通灵者对恶魔和恶魔猎手统统避之不及,半点也不好奇爱德华的故事,然而神秘领域皆知白之使乃是恶魔猎手,他的学徒无形中已有立场。若我开口询问,尤利尔心想,“理发师”不会拒绝。
“也不差这么一桩。”他对德拉的暗示视而不见,“发生了什么?”
“我捡起了旧路,去做猎人。”理发师扯扯衣襟。周围人流不息,他谨慎地没露出七芒星标记。“兄弟们不太赞同,怕我搭上命去。他们就像我的亲兄弟一般……但毕竟不是真正的血亲。恶魔已将我的血亲杀得一干二净了。”
学徒心头一震。“什么时候的事?”
“二十年前吧。那时我还是个自大的小鬼,屁也不懂。”而今爱德华大约年过四十。他漫不经心地挪腰,骨杖撞了一下桌腿。此人握杖的原因和“长者”费里安尼不同,第一次见面时,学徒就察觉“理发师”爱德华腿脚不便。
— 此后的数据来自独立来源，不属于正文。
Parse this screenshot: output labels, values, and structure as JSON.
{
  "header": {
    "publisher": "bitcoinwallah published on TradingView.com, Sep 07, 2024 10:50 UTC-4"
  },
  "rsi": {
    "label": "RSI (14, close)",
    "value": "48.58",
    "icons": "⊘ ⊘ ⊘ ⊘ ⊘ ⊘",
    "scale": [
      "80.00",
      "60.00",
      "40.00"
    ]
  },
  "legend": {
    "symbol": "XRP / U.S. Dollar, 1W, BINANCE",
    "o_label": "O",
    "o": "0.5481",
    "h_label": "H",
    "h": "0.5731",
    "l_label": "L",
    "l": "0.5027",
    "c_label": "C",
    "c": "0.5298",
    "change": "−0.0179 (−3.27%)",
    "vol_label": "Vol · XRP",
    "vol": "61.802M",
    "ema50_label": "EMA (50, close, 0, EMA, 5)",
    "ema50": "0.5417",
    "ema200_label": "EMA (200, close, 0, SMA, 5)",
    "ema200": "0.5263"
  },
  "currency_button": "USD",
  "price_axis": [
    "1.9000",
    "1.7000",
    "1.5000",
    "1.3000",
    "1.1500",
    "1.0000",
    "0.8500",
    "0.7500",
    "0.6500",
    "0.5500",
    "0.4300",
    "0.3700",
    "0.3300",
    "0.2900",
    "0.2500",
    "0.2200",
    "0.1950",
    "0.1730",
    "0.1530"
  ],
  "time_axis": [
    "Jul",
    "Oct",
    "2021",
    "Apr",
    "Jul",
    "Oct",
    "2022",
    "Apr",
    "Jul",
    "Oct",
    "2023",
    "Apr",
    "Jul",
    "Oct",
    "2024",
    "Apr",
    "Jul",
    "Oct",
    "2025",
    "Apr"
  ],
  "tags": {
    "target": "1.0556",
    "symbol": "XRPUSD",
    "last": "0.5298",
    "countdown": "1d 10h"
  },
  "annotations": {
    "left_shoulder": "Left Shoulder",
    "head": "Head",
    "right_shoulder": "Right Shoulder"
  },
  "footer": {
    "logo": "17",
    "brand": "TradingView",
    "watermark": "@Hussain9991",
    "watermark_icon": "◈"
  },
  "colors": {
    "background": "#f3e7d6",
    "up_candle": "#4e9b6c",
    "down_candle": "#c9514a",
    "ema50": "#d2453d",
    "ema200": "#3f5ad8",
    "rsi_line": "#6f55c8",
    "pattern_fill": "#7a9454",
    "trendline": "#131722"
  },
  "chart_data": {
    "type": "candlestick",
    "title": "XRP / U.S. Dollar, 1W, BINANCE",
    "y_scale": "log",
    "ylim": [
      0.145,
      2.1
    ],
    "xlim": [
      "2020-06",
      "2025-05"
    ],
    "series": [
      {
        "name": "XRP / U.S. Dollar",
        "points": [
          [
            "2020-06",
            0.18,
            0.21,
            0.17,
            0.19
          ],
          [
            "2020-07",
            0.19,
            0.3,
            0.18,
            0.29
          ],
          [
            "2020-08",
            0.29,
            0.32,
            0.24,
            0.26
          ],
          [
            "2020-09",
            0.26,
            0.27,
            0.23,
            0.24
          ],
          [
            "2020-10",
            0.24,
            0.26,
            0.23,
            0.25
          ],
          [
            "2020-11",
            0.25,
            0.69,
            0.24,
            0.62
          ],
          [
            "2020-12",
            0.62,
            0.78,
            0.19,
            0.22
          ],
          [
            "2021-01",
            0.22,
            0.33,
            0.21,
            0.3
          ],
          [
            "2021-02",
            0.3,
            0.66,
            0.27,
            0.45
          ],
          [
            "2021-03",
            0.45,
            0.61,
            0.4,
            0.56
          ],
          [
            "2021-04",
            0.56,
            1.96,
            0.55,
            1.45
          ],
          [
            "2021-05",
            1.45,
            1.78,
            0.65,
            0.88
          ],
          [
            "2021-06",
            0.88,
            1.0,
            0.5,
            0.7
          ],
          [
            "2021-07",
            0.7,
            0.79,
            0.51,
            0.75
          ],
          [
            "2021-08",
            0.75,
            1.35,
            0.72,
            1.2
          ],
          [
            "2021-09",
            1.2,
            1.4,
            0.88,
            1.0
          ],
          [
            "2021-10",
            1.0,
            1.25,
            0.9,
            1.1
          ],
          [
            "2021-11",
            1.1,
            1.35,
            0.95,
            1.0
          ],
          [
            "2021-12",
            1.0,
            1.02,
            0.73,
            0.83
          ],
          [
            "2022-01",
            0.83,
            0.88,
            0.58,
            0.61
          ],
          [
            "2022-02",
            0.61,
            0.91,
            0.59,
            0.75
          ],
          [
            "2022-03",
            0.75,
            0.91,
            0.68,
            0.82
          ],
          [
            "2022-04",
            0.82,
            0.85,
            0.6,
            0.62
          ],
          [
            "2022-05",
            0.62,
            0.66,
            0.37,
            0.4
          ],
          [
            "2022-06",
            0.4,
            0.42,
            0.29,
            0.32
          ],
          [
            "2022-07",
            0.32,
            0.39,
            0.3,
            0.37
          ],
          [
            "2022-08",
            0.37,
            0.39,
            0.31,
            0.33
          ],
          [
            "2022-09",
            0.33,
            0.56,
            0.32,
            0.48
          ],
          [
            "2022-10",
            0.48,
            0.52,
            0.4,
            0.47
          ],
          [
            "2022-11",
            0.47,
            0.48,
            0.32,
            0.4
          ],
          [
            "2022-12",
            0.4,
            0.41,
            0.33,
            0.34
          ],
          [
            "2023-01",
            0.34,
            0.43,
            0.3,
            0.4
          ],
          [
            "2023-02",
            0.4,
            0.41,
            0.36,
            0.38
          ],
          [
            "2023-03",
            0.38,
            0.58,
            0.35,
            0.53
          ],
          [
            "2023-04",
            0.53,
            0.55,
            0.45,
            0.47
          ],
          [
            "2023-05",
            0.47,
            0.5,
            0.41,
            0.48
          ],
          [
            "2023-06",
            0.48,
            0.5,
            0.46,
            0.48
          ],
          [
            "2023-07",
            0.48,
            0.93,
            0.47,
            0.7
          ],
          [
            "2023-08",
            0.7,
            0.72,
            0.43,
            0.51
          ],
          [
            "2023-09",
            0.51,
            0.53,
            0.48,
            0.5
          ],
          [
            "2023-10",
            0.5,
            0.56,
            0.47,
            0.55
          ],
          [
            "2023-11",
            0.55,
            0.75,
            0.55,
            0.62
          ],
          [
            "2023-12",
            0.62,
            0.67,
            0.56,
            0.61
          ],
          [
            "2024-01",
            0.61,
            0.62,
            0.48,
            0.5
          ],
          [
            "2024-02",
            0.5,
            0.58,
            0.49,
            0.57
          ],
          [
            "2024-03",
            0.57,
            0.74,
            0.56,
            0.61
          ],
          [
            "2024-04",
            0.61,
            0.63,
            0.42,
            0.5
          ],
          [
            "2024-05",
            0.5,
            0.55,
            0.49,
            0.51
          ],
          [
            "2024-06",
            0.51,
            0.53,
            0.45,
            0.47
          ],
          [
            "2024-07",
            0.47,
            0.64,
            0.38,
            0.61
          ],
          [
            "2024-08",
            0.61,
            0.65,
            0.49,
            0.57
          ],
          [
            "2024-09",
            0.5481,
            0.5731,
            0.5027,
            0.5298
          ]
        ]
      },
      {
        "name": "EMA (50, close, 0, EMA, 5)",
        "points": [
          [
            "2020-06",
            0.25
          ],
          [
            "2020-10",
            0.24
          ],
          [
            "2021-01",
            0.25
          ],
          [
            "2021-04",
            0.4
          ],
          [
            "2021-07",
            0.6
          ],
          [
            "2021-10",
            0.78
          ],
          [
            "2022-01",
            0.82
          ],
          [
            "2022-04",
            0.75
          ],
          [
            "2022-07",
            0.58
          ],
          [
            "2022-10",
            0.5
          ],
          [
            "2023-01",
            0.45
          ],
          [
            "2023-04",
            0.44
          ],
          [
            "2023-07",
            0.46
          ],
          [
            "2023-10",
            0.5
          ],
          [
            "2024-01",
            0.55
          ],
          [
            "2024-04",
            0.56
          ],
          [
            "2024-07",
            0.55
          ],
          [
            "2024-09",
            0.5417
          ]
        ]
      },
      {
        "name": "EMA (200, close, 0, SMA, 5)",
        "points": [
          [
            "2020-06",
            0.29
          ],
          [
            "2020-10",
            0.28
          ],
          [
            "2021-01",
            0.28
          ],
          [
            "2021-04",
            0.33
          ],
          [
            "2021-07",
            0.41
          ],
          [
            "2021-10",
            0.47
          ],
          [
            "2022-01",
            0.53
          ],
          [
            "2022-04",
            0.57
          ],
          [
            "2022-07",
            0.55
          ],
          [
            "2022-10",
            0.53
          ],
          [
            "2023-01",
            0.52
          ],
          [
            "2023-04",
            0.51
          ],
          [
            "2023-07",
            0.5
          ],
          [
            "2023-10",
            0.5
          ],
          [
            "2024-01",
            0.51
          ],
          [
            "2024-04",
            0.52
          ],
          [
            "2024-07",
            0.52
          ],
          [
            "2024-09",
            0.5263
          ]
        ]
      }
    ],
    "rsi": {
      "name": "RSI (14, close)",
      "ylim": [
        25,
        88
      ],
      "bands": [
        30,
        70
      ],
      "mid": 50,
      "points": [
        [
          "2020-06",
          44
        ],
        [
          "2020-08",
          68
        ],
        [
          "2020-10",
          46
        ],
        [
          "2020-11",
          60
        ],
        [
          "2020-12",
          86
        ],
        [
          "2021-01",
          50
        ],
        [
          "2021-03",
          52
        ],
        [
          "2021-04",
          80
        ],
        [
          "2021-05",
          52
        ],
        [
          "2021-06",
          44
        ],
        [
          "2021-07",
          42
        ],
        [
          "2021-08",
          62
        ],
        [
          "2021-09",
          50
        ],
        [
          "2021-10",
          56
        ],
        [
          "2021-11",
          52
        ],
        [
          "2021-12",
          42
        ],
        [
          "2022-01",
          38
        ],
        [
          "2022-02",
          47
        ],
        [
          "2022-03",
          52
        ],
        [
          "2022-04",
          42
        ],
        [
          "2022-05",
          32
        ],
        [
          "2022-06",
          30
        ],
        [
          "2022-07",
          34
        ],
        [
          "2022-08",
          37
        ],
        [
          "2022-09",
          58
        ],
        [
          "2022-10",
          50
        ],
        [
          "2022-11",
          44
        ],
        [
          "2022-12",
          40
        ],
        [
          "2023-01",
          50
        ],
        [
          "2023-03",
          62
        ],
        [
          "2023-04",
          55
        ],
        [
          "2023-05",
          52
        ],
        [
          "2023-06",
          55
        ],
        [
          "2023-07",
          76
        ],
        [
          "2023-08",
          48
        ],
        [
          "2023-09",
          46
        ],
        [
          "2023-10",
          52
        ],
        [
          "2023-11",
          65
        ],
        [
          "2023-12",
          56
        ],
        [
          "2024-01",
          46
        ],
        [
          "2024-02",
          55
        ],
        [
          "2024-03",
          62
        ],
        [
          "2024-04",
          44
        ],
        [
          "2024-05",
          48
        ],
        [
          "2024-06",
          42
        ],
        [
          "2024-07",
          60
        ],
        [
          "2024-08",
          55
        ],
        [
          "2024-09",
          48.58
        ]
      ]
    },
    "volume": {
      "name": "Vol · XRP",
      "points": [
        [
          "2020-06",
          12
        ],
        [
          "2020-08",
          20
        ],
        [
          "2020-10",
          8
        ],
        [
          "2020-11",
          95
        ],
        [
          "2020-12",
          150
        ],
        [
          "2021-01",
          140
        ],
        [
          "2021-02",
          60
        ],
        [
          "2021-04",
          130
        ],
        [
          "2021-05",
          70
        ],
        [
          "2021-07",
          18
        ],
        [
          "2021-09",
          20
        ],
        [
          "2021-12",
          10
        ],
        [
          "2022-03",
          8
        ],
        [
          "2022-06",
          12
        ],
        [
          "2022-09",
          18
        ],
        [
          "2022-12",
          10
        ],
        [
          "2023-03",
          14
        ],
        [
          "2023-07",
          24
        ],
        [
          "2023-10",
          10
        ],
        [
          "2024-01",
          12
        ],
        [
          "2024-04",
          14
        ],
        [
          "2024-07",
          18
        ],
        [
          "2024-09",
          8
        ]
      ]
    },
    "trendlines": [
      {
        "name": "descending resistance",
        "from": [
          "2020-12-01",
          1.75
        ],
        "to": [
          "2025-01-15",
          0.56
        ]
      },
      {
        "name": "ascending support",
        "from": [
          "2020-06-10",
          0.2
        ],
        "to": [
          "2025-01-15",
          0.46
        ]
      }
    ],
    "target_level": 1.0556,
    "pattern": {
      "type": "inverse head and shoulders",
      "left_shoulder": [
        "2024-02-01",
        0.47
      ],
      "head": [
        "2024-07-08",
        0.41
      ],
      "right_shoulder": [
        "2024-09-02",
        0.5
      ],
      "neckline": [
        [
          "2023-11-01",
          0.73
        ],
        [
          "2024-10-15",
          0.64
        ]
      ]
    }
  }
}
“某天早上起床,我妈端来一锅骨汤,里面煮熟的肉带着指甲。她要我和法奈动手,要喝汤要么帮她继续煮,否则就去跟父亲作伴。”他没解释父亲的去向,只是停顿了一下。“法奈尖叫起来。”
“我眼看着法奈,噢,我妹妹,她吓坏了,大吼大叫,弄得餐厅到处都是红汤。我妈,或者说,那恶魔。”又一阵难以为继般的喘息。“她跳过椅子,把她扑倒。两个人滚在地上,撞倒摆放着的所有东西。我就那么看着。”
尤利尔不安地盯着他。
“你知道吗?假如没有那锅汤,她们简直就是寻常的女人打架。”爱德华的嘴唇牵动了一下。“没什么大不了。我看着她们。”
“我妈打赢了。她把法奈撕成了碎片,真的是一片一片,我想你没见过和布一样又薄又长的血肉,我也是头一回见。总之,我妹妹死得像气球爆炸后留下的残片似的。”
他盯着桌子,那里什么也没有,但尤利尔忍不住挪开视线,仿佛那儿摆了一锅血腥的骨汤。
“有东西从我妈手里飘出来。”爱德华喃喃自语,“透明的,丝线一般。想来是她的魔法。”
“真是噩梦。”学徒不受控制地说。德拉正借他的喉咙开口,还将他的双手死死扣在一起。
哪怕是如此关头,也不能指望这女人有多镇定。“人间惨剧。”他轻声说。
“好过像法奈一样当场送命。不过嘛,自打那以后,喝汤对我而言就比较困难了。”爱德华微笑,“直到我遇到我老婆。”
“露西亚保佑她。”
理发师诧异地瞥他一眼。“她六年前死了。”
尤利尔的所有话都卡在喉咙里。他不知该说什么,安慰似乎是桩蠢事。“又是恶魔?”
“结社的复仇。”爱德华咕哝,“她跟我是同行,一路人。我们并肩作战,却掉入陷阱。那孩子……诱饵……他只是碰了她一下。”奇怪的情绪在眼睛里闪烁,并不全是痛苦。“他碰了她,就要了她的命。”
尤利尔听了浑身发冷。不论是正统还是失传职业,甚至他遇到过的那些无名者之中,没人能只靠碰触便夺人性命。别说爱德华,连学徒也不敢保证自己能靠『灵视』躲过这类即死效果,他不可能每件事都去预知!
“那恶魔。”他问,“后来怎样了?”
爱德华抬起头,凝视着学徒:“他不久后就死在了伊士曼。听说动手的人就是你的导师,尤利尔。”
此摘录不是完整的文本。